How to enable dark mode in Burp Suite

To enable Burp Suite's dark theme, go to the "User settings" > "Display" tap. Under "User Interface", select the "Dark" theme.

HTTP message display

These settings let you control how HTTP messages are displayed within the HTTP message editor. You can configure the font face and point size, and whether font smoothing is used. You can choose from a list of all monospaced fonts found on your system.

The following additional options are available:

  • Highlight request syntax - This controls whether syntax colorizing is enabled for requests, including any JavaScript, JSON, and CSS content.
  • Highlight response syntax - This controls whether syntax colorizing is enabled for responses, including any JavaScript, JSON, and CSS content.
  • Pretty print by default - This controls whether Burp automatically prettifies data, markup, and code by adding standardized line breaks and indentation to unformatted text. Currently, pretty printing is supported for JSON, XML, HTML, CSS, and JavaScript.

Character sets

These settings control how Burp handles different character sets when displaying raw HTTP messages. The available options are:

  • Recognize the character set of each message automatically, based on the message headers. This is the default option, and lets you work concurrently on messages that use different character sets.
  • Use the platform default character set for all messages.
  • Display messages as raw bytes (using ASCII encoding), without processing any extended characters.
  • Use a specific character set for all messages.

HTTP headers are always displayed in raw form - the charset encoding options only apply to the message body.

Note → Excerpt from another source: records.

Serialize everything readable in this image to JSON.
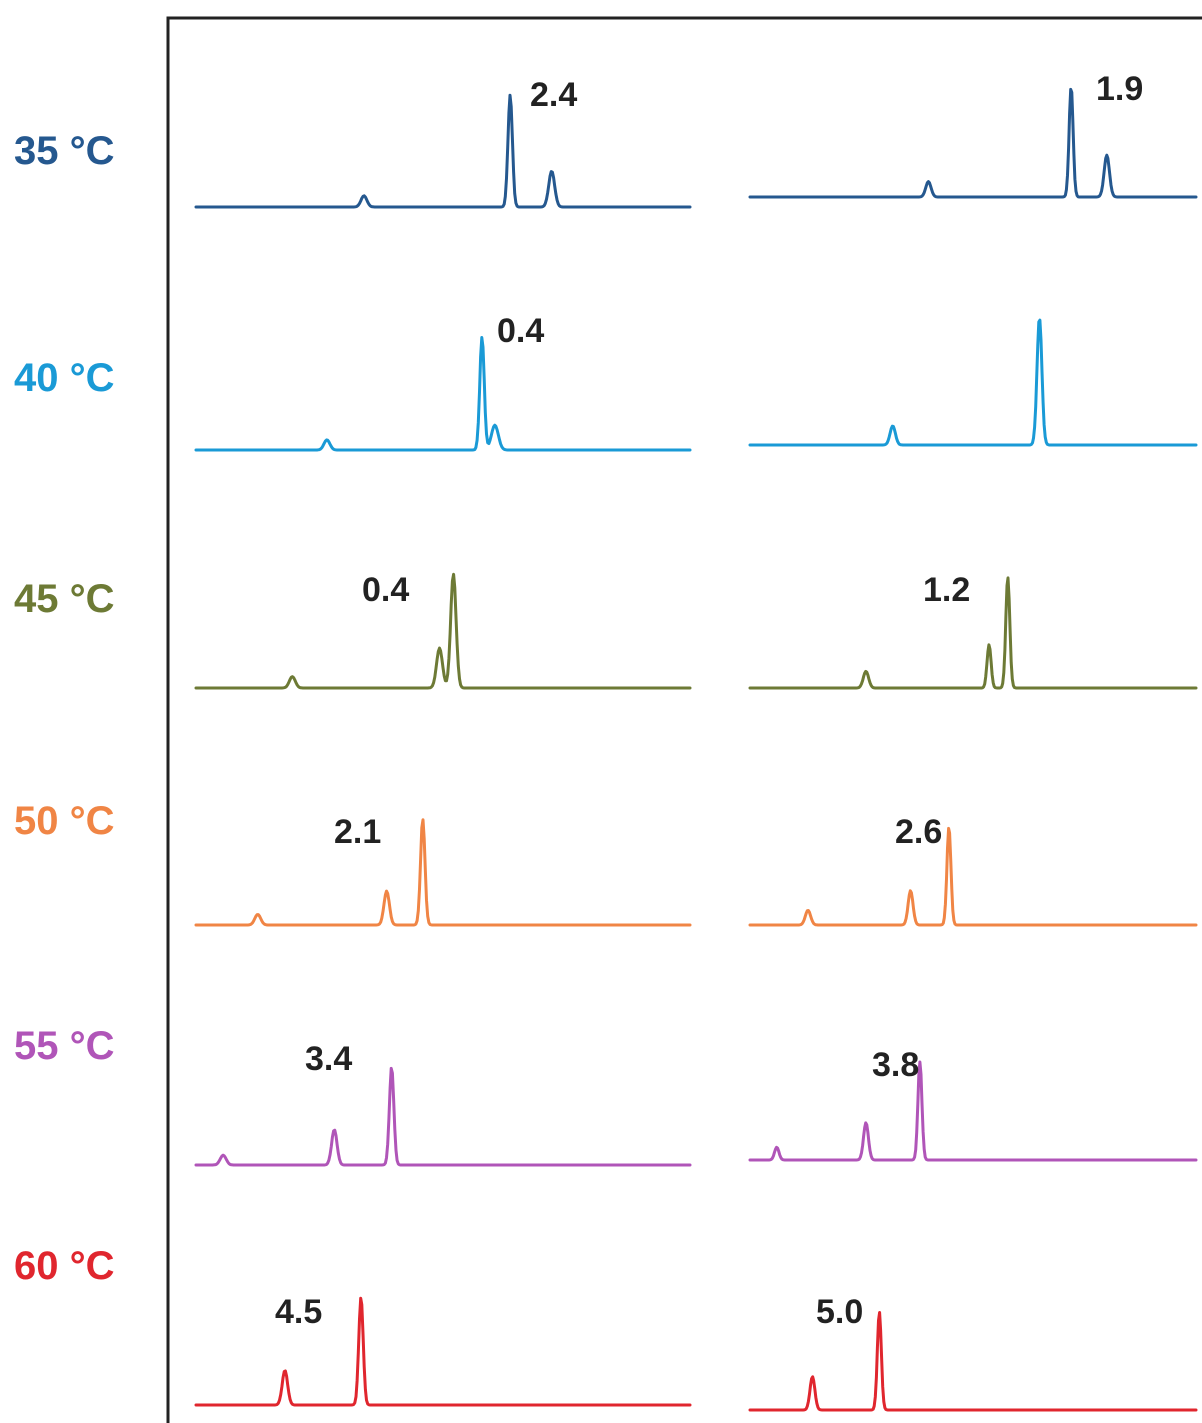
{
  "chart_data": {
    "type": "line",
    "grid": false,
    "columns": 2,
    "rows": [
      {
        "temperature": "35 °C",
        "color": "#25588f",
        "traces": [
          {
            "baseline": 0,
            "resolution_label": "2.4",
            "peaks": [
              {
                "x": 0.34,
                "h": 0.1,
                "w": 0.006
              },
              {
                "x": 0.636,
                "h": 1.0,
                "w": 0.0045
              },
              {
                "x": 0.72,
                "h": 0.32,
                "w": 0.006
              }
            ]
          },
          {
            "baseline": 0,
            "resolution_label": "1.9",
            "peaks": [
              {
                "x": 0.4,
                "h": 0.14,
                "w": 0.006
              },
              {
                "x": 0.72,
                "h": 1.0,
                "w": 0.0045
              },
              {
                "x": 0.8,
                "h": 0.38,
                "w": 0.006
              }
            ]
          }
        ]
      },
      {
        "temperature": "40 °C",
        "color": "#1a9ad6",
        "traces": [
          {
            "baseline": 0,
            "resolution_label": "0.4",
            "peaks": [
              {
                "x": 0.265,
                "h": 0.09,
                "w": 0.006
              },
              {
                "x": 0.579,
                "h": 1.0,
                "w": 0.0045
              },
              {
                "x": 0.605,
                "h": 0.22,
                "w": 0.007
              }
            ]
          },
          {
            "baseline": 0,
            "resolution_label": "",
            "peaks": [
              {
                "x": 0.32,
                "h": 0.15,
                "w": 0.006
              },
              {
                "x": 0.649,
                "h": 1.0,
                "w": 0.0055
              }
            ]
          }
        ]
      },
      {
        "temperature": "45 °C",
        "color": "#6d7a35",
        "traces": [
          {
            "baseline": 0,
            "resolution_label": "0.4",
            "peaks": [
              {
                "x": 0.195,
                "h": 0.1,
                "w": 0.006
              },
              {
                "x": 0.493,
                "h": 0.35,
                "w": 0.006
              },
              {
                "x": 0.521,
                "h": 1.0,
                "w": 0.0055
              }
            ]
          },
          {
            "baseline": 0,
            "resolution_label": "1.2",
            "peaks": [
              {
                "x": 0.26,
                "h": 0.15,
                "w": 0.006
              },
              {
                "x": 0.536,
                "h": 0.39,
                "w": 0.0045
              },
              {
                "x": 0.578,
                "h": 1.0,
                "w": 0.0045
              }
            ]
          }
        ]
      },
      {
        "temperature": "50 °C",
        "color": "#f08545",
        "traces": [
          {
            "baseline": 0,
            "resolution_label": "2.1",
            "peaks": [
              {
                "x": 0.125,
                "h": 0.1,
                "w": 0.006
              },
              {
                "x": 0.386,
                "h": 0.32,
                "w": 0.0055
              },
              {
                "x": 0.459,
                "h": 1.0,
                "w": 0.0045
              }
            ]
          },
          {
            "baseline": 0,
            "resolution_label": "2.6",
            "peaks": [
              {
                "x": 0.13,
                "h": 0.15,
                "w": 0.006
              },
              {
                "x": 0.36,
                "h": 0.35,
                "w": 0.0055
              },
              {
                "x": 0.446,
                "h": 1.0,
                "w": 0.0045
              }
            ]
          }
        ]
      },
      {
        "temperature": "55 °C",
        "color": "#b055b8",
        "traces": [
          {
            "baseline": 0,
            "resolution_label": "3.4",
            "peaks": [
              {
                "x": 0.055,
                "h": 0.1,
                "w": 0.006
              },
              {
                "x": 0.28,
                "h": 0.36,
                "w": 0.0055
              },
              {
                "x": 0.396,
                "h": 1.0,
                "w": 0.0045
              }
            ]
          },
          {
            "baseline": 0,
            "resolution_label": "3.8",
            "peaks": [
              {
                "x": 0.06,
                "h": 0.13,
                "w": 0.005
              },
              {
                "x": 0.26,
                "h": 0.38,
                "w": 0.0055
              },
              {
                "x": 0.381,
                "h": 1.0,
                "w": 0.0045
              }
            ]
          }
        ]
      },
      {
        "temperature": "60 °C",
        "color": "#e0262e",
        "traces": [
          {
            "baseline": 0,
            "resolution_label": "4.5",
            "peaks": [
              {
                "x": 0.18,
                "h": 0.32,
                "w": 0.0055
              },
              {
                "x": 0.334,
                "h": 1.0,
                "w": 0.0045
              }
            ]
          },
          {
            "baseline": 0,
            "resolution_label": "5.0",
            "peaks": [
              {
                "x": 0.14,
                "h": 0.34,
                "w": 0.0055
              },
              {
                "x": 0.29,
                "h": 1.0,
                "w": 0.0045
              }
            ]
          }
        ]
      }
    ]
  }
}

Note that the glyphs required for some character sets are not supported by all fonts. If you need to use an extended or unusual character set, you should first try a system font such as Courier New or Dialog.

HTML rendering

The Render view within the HTTP message editor displays HTML content approximately as it would appear in your browser. This option controls whether Burp will make any additional HTTP requests that are required to fully render HTML content (for example, for embedded images). Use of this option involves a trade-off between the speed and the quality of HTML rendering, and whether you wish to avoid making any further requests to the target application.